On the Naturalness of Software, and How to Exploit It
When: Monday, April 27, 2020
Where: PGH 232
Time: 11:00 AM
Speaker: Dr. Prem Devanbu, University of California-Davis
Host: Dr. Amin Alipour
While natural languages are rich in vocabulary and grammatical flexibility, most human <utterances> are mundane and repetitive. This repetitiveness in natural language has led to great advances in statistical NLP methods.

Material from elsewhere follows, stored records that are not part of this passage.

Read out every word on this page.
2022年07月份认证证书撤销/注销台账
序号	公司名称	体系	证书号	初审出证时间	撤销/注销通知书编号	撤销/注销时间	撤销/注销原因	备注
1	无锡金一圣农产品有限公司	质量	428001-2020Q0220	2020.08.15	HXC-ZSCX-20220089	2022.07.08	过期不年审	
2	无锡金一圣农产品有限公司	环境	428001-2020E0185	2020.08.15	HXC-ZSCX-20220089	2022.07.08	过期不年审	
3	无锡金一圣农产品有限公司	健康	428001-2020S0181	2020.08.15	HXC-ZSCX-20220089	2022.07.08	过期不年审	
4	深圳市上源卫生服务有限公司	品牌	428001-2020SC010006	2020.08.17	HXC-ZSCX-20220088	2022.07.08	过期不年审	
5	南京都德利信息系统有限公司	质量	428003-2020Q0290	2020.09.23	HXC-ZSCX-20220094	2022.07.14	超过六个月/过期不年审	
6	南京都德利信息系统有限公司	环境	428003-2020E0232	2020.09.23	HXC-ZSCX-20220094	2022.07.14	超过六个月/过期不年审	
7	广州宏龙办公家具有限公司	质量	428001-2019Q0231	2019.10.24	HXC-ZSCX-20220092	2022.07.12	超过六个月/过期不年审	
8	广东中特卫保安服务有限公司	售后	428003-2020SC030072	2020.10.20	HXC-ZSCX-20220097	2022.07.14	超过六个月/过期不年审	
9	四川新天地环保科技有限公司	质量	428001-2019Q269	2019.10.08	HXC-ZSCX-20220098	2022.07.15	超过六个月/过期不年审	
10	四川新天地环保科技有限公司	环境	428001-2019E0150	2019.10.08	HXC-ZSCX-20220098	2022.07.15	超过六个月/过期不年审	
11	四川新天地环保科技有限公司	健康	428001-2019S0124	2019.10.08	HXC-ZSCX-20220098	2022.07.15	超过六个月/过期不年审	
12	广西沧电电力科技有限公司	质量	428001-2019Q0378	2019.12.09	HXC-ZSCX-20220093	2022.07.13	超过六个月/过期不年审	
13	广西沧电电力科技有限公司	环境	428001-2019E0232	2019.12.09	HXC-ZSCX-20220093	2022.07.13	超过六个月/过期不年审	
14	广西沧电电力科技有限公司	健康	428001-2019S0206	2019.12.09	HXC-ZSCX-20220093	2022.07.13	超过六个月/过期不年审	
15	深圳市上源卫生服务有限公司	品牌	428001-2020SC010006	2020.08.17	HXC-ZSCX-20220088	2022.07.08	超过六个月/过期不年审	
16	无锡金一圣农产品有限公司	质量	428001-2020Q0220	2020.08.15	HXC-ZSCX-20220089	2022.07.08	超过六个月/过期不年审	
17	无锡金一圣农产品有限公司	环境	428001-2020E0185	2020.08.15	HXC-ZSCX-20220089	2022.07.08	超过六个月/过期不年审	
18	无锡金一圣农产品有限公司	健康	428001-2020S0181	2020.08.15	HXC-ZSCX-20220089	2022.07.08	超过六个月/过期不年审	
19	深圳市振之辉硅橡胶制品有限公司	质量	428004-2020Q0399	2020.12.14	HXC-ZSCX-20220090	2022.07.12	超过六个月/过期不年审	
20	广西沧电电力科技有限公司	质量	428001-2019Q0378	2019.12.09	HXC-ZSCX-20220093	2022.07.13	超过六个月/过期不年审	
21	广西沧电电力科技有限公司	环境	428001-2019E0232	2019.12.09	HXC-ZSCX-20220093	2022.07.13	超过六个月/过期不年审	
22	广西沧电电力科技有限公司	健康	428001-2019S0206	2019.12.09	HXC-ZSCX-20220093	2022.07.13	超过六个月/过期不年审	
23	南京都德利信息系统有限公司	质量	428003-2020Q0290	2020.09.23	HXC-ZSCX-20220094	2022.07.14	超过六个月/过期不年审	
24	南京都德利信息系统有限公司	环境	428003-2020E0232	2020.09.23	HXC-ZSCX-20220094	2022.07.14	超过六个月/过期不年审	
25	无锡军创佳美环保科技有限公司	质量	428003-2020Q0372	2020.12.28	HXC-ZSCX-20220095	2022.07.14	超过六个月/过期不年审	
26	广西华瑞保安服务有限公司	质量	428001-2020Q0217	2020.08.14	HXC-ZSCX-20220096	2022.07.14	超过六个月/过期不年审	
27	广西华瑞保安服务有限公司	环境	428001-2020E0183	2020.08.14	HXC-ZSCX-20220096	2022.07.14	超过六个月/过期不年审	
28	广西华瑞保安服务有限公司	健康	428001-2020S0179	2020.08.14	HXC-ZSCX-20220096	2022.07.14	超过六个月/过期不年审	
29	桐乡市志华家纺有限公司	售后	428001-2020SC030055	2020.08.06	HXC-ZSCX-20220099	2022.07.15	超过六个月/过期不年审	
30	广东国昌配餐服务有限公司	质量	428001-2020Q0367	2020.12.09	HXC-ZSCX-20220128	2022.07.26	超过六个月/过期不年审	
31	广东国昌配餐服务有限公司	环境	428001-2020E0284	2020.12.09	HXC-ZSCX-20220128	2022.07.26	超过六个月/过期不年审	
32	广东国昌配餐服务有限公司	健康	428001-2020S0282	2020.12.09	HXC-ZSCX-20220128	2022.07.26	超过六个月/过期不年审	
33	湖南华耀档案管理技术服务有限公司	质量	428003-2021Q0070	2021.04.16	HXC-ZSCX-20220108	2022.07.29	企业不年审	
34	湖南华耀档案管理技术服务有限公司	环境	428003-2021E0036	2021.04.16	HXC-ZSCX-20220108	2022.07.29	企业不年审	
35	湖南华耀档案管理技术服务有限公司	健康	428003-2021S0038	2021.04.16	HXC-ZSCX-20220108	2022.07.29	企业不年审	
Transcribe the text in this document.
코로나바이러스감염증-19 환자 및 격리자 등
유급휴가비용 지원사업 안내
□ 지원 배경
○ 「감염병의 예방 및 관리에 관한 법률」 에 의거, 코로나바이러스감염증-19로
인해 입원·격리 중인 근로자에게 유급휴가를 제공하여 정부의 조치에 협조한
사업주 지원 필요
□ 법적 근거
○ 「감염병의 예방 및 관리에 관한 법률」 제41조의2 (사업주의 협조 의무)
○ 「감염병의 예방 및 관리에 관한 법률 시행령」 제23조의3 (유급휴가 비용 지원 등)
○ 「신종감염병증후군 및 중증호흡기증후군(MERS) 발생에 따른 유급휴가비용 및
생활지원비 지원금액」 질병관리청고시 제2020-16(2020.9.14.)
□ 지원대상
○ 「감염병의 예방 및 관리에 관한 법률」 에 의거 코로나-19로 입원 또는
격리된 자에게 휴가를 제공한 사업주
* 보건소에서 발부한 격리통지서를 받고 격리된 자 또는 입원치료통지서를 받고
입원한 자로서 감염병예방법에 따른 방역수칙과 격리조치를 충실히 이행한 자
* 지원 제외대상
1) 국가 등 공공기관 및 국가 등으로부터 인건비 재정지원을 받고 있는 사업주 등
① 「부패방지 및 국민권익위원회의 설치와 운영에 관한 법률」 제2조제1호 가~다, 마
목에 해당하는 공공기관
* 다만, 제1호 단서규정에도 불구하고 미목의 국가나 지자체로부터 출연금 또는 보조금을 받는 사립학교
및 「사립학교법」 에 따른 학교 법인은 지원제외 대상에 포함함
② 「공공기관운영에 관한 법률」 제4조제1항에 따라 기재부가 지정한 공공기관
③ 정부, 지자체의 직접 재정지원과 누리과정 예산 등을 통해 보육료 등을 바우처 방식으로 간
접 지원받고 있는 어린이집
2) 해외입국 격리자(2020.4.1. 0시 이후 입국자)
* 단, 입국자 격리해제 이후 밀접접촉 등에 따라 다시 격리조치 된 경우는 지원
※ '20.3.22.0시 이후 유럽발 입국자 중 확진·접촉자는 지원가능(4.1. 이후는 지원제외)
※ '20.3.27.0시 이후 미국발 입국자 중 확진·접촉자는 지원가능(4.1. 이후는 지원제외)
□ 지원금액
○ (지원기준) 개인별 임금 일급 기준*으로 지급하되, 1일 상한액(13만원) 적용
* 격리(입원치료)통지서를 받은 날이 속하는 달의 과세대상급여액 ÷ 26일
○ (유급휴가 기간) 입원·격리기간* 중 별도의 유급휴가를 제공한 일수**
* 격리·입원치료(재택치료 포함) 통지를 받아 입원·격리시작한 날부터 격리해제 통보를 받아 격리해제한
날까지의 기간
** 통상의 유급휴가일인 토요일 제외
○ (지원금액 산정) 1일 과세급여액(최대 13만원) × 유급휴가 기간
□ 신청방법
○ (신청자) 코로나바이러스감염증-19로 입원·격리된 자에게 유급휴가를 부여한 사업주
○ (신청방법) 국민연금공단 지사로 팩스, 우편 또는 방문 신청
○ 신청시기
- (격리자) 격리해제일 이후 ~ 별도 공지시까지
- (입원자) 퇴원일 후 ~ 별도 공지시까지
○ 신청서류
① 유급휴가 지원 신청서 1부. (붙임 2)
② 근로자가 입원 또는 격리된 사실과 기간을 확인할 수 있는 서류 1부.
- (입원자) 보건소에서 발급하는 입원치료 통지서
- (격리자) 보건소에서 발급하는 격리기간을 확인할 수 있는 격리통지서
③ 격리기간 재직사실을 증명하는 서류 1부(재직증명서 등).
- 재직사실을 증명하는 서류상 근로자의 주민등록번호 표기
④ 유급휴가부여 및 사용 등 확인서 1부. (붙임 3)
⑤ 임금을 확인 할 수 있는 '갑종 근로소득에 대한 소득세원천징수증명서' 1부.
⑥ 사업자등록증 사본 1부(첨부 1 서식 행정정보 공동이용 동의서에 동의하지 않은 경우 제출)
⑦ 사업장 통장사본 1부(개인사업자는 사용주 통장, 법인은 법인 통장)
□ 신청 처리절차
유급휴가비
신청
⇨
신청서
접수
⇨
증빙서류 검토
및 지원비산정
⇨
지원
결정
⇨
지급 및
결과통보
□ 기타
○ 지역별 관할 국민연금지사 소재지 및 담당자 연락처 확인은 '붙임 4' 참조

At UC Davis, we discovered back in 2012 that, despite the considerable power and flexibility of programming languages, large software corpora are actually even more repetitive than NL Corpora. We were the first to show that this “naturalness” of code could be captured in statistical models, and exploited within software tools. The field has since blossomed, with numerous applications: to de-obfuscation, code synthesis, defect-finding, etc. New groups have formed at Facebook, Microsoft, and Google, and also several startups. In this talk, we will introduce our earlier findings, and some recent results exploring the science of why code-in-the-wild is so repetitive, and also some new ways of training deep-learning models to correct student code.
Prem Devanbu received his B.Tech from IIT Madras, and his Ph.D. in Computer Science from Rutgers University under Alex Borgida. After working at Bell Labs and its various offshoots in New Jersey for many years, he joined the faculty of UC Davis in 1997. He is an ACM Fellow.